Abstract
Background: It is known that patients with Early Onset Dementia (EOD), defined as dementia with symptoms onset before the age of 65, frequently present with atypical clinical syndromes. However, the epidemiology of the different presentations of EOD, including the clinical variants of Alzheimer’s dementia (AD) and frontotemporal dementia (FTD), has never been investigated altogether in the same population-based study, probably because their characterisation is relatively recent, and subsequent to the advent of AD biomarkers. Epidemiologic data on all-causes of EOD are also scarce, inconsistent, and mostly based on low-level clinical assessment.
Method: We investigated the epidemiology of EOD in the province of Modena, Northern Italy (700,000 inhabitants), by identifying newly-diagnosed EOD patients retrospectively from January 2006 to December 2016, and prospectively from January 2017 to June 2019. Diagnosis was based on extended clinical and neuropsychological assessment, and supported by the use of imaging and cerebrospinal fluid biomarkers in the majority of cases.
Result: EOD age- and sex-adjusted incidence was 6.45/100000 inhabitants/year during the 2016-2019 period, corresponding to 46 new cases per year in the overall study population.
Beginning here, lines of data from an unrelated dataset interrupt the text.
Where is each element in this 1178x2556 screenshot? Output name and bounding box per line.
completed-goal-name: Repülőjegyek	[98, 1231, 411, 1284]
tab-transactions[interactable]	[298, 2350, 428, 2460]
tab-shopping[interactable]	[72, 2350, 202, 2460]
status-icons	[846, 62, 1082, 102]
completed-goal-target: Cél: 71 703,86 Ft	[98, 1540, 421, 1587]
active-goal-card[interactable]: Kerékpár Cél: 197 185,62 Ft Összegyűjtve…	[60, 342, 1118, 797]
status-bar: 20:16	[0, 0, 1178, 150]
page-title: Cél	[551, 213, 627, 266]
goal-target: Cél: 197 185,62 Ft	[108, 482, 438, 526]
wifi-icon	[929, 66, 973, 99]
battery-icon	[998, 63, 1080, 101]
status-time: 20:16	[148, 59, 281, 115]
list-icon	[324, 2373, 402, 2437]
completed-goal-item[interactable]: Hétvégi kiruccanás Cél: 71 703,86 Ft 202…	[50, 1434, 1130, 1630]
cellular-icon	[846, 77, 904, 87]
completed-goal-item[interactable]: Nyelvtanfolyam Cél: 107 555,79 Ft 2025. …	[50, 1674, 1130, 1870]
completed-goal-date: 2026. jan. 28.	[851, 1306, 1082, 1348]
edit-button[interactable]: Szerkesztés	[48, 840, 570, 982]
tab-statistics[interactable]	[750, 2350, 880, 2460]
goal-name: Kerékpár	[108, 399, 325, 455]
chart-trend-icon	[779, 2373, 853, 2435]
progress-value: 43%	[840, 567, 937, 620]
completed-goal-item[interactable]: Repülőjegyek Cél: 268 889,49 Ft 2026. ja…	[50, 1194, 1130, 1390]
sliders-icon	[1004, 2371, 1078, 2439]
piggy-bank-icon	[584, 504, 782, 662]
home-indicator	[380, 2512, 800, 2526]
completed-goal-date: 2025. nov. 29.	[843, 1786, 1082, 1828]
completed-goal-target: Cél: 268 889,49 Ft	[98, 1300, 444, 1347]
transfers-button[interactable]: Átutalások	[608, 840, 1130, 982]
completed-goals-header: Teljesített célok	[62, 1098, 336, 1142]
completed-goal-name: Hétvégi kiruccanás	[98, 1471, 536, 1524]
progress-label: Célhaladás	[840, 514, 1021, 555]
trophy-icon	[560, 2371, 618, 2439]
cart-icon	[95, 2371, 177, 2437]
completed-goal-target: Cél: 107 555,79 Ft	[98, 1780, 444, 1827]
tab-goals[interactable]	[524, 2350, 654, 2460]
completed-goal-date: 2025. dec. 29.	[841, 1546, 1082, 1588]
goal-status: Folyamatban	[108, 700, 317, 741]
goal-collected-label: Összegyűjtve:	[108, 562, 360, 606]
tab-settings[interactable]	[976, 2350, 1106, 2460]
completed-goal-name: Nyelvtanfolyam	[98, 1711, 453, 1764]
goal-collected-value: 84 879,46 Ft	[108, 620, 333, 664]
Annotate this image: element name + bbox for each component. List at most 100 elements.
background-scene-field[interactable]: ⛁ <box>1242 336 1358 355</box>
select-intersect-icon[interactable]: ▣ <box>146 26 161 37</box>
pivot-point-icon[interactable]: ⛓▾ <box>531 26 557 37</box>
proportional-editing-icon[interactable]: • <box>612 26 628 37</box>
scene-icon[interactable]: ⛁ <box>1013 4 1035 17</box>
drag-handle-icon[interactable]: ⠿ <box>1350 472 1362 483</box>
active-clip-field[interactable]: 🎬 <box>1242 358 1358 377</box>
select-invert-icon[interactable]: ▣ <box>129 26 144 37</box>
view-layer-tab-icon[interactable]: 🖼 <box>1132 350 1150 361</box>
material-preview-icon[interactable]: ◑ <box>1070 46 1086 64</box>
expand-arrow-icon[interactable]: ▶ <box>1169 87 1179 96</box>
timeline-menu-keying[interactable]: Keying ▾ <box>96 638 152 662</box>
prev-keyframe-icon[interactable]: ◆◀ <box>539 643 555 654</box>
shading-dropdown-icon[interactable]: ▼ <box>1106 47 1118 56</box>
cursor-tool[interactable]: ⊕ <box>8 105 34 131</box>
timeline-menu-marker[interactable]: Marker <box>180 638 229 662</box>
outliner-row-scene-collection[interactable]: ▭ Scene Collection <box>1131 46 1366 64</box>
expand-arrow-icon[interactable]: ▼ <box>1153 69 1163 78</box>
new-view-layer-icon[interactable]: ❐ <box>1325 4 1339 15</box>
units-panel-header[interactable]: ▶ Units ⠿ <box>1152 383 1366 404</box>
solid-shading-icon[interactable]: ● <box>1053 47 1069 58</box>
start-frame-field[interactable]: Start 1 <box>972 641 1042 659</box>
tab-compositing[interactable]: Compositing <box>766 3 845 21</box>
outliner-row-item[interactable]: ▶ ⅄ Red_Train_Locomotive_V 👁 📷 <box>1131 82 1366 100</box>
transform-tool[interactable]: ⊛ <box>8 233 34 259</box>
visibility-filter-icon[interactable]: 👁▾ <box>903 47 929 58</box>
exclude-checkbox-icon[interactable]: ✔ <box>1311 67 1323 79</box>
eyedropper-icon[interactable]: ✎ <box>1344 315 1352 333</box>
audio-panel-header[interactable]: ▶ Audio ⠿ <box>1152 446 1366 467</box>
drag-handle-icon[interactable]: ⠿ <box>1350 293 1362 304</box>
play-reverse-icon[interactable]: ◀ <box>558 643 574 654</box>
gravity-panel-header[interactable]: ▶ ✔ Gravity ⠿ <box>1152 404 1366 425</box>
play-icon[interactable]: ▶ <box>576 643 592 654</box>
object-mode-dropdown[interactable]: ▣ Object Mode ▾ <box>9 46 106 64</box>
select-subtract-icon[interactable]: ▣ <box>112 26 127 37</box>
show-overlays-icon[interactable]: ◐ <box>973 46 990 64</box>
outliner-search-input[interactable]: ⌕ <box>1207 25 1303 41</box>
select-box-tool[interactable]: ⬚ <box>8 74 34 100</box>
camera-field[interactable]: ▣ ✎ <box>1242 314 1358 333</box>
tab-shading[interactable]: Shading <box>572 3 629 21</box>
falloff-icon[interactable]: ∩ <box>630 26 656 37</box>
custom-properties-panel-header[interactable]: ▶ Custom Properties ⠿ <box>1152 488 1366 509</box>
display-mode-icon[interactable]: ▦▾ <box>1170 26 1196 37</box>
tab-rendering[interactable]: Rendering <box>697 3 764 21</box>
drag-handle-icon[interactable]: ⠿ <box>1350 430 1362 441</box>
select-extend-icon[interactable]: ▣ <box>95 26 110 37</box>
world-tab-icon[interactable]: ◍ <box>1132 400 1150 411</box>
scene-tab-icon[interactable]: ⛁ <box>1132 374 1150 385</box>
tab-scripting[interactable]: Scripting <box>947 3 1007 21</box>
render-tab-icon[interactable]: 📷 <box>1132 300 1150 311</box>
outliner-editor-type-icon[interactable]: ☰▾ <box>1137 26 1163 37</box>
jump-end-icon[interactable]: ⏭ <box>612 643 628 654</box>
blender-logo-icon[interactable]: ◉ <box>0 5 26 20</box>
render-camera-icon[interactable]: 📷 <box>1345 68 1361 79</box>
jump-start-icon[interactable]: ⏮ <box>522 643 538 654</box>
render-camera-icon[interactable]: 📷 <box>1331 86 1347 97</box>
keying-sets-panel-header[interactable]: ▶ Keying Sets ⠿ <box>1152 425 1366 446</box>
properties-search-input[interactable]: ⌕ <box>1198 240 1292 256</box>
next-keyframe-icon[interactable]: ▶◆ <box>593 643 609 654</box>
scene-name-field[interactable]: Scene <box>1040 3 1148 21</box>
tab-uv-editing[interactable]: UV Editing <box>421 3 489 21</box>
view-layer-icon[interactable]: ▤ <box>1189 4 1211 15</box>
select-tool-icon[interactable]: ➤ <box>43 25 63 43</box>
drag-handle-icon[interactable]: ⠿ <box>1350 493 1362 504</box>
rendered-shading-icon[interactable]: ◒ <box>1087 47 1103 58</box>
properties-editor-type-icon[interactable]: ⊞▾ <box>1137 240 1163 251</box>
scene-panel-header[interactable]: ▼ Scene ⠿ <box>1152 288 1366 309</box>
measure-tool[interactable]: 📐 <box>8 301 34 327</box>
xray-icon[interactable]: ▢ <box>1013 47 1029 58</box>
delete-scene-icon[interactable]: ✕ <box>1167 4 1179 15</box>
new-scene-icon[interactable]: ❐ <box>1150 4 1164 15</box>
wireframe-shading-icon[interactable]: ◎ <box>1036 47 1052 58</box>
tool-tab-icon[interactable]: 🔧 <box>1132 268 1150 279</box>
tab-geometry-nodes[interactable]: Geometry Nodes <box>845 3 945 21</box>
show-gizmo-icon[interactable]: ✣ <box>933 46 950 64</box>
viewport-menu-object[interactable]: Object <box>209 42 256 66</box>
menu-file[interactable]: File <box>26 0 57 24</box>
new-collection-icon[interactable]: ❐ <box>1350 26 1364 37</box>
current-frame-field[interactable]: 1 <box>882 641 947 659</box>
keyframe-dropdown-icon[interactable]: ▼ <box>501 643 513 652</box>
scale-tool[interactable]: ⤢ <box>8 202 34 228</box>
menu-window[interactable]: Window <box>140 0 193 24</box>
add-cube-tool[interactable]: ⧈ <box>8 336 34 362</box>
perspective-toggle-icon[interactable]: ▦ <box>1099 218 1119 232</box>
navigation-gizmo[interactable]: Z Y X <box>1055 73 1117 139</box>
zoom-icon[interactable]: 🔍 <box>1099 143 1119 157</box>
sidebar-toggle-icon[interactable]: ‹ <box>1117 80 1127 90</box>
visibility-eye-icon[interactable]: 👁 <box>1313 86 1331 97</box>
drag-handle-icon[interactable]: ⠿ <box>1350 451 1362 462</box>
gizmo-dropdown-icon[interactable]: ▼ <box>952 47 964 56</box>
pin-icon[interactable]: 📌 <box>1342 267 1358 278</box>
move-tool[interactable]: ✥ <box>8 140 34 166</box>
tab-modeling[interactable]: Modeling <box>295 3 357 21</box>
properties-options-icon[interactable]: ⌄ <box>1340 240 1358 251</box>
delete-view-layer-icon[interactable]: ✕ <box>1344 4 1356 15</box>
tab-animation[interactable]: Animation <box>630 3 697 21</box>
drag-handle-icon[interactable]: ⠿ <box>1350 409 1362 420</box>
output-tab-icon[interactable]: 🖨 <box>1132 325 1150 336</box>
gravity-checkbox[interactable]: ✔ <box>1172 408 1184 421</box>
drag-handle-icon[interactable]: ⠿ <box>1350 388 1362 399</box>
At census day (30th June 2019), there were 258 patients with a clinical diagnosis of EOD (123 males) in the province of Modena. Crude Prevalence was 74.3/100000 (71.2 in males and 77.4 in females) in the population aged 30-64, and 119.9/100000 (117.1 in males and 122.6 in females) in the population aged 45-64. Overall crude prevalence was 36.4/100000 inhabitants (35.5/100000 in males, 37.4/100000 in females). The most frequent EOD was the amnestic variant of AD (crude incidence of 21.6/100000 and prevalence of 5/100000 persons aged 30-64 years), followed by the behavioural variant of FTD (crude incidence of 14.1/100000 and prevalence of 2.8/100000 persons aged 30-64 years), and logopenic variant of primary progressive aphasia (crude incidence of 5.8/100000 and prevalence of 0.8/100000 persons aged 30-64 years).
Conclusion: We provide the first report on incidence and prevalence of all the clinical presentations of EOD including different variants of AD and FTD. These epidemiological data will benefit the clinical reasoning of clinicians faced with dementia in young patients and will allow to improve dementia care organisation.